For 10 of the 50 years of New Orleans Magazine’s existence, Joan has been the company symbol. A close-up of her statue that stands in the French Quarter was on the magazine’s first issue published after Katrina. It is a striking image; this young girl, an eternal symbol of youth, dressed as a knight, performing as a general in the face of adversity, her extended right arm elevating a flag as though to charge into the future, We needed Joan to inspire us back in 2005 as we picked up the pieces from the storm and wondered about our lives. With her as our logo, a new company – Renaissance Publishing – was formed.

By coincidence, I spent a morning in Rouen during the time this anniversary issue was in production. It was in that town that the adventure of her life came to an end. According to legend, her being disguised as a boy gave prosecutors all the argument they needed to declare her to be a witch and to face the punishment.

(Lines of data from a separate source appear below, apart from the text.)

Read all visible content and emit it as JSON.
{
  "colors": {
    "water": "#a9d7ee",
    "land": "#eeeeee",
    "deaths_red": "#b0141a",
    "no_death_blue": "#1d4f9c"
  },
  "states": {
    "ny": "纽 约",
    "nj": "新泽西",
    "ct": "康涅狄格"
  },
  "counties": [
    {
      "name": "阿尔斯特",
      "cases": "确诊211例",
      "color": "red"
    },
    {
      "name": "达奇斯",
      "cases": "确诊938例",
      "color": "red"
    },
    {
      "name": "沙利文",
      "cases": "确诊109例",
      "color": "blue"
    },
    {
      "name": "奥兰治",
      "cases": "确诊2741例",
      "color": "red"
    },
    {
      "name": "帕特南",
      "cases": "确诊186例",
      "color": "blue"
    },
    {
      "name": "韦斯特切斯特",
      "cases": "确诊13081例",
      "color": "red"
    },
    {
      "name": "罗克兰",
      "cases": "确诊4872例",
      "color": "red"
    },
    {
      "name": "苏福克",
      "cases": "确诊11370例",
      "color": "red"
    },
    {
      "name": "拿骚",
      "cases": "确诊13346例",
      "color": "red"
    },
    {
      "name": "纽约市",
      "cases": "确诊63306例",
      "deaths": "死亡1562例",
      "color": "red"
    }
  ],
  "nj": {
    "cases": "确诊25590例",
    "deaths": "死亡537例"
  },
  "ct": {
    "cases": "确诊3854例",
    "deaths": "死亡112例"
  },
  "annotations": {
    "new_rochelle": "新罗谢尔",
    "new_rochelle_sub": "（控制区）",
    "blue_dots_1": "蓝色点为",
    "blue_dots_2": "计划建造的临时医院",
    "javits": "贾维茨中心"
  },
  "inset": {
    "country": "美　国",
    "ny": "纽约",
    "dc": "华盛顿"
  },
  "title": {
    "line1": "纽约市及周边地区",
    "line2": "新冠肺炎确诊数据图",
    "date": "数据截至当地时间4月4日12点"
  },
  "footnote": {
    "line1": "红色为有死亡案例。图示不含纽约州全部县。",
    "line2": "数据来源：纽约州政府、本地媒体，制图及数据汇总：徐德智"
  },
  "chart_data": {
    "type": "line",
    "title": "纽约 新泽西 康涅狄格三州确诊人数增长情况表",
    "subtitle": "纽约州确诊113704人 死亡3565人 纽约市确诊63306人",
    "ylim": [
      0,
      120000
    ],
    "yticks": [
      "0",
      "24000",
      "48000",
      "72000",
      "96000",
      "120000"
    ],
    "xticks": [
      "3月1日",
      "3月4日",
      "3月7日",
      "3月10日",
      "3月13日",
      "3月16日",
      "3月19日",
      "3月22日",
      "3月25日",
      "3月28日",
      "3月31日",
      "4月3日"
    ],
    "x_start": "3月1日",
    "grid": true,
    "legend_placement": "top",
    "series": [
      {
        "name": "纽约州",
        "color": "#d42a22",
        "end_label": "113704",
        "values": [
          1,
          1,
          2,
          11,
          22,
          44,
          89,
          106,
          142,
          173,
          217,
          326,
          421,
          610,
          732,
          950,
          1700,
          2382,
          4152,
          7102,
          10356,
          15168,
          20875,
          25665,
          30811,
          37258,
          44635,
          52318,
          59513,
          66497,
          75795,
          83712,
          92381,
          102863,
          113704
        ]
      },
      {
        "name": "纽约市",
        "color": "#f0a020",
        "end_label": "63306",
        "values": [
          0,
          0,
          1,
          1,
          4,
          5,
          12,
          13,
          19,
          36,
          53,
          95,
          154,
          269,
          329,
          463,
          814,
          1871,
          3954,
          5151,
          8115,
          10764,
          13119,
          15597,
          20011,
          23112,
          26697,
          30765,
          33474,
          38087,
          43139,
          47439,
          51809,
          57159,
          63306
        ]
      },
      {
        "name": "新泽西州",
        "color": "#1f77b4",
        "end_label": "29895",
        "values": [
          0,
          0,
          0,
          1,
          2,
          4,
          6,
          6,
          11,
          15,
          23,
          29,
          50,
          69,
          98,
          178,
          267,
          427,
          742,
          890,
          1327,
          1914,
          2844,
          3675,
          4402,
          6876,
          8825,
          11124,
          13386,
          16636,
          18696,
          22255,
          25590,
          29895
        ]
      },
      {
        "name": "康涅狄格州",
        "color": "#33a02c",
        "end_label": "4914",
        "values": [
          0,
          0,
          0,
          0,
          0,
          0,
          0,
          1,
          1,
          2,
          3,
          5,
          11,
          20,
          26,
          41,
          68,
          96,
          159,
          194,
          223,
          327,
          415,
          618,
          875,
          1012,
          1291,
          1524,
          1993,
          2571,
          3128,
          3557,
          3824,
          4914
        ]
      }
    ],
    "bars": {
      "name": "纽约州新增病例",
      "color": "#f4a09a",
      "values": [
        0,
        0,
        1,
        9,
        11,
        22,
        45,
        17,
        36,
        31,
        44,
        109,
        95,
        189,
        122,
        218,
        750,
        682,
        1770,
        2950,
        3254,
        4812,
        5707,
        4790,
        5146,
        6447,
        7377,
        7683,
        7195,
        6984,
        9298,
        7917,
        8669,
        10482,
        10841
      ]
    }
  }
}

Her fate was met at the Place du Vieux Marché, a town square where the stake was placed in the center. Today, there’s a garden on the fatal site with a small monument marking the spot. At the front is a church, Eglise Jeanne d’Arc, which in this old city of medieval buildings is surprisingly modern. The roof, instead of being guarded by gargoyles and marble saints, swoops up to represent flames angling toward heaven. Leave it to Joan, stirring things up again.

Old town Rouen is a busy area filled with quaint shops, cafes and omnipresent selfie-taking tourists, just like in old town New Orleans named after the French city of Joan’s conquest. Joan has been good for business. Historically she has also been good for inspiration.

When teardrops are chocolate almonds, the world must be a better place.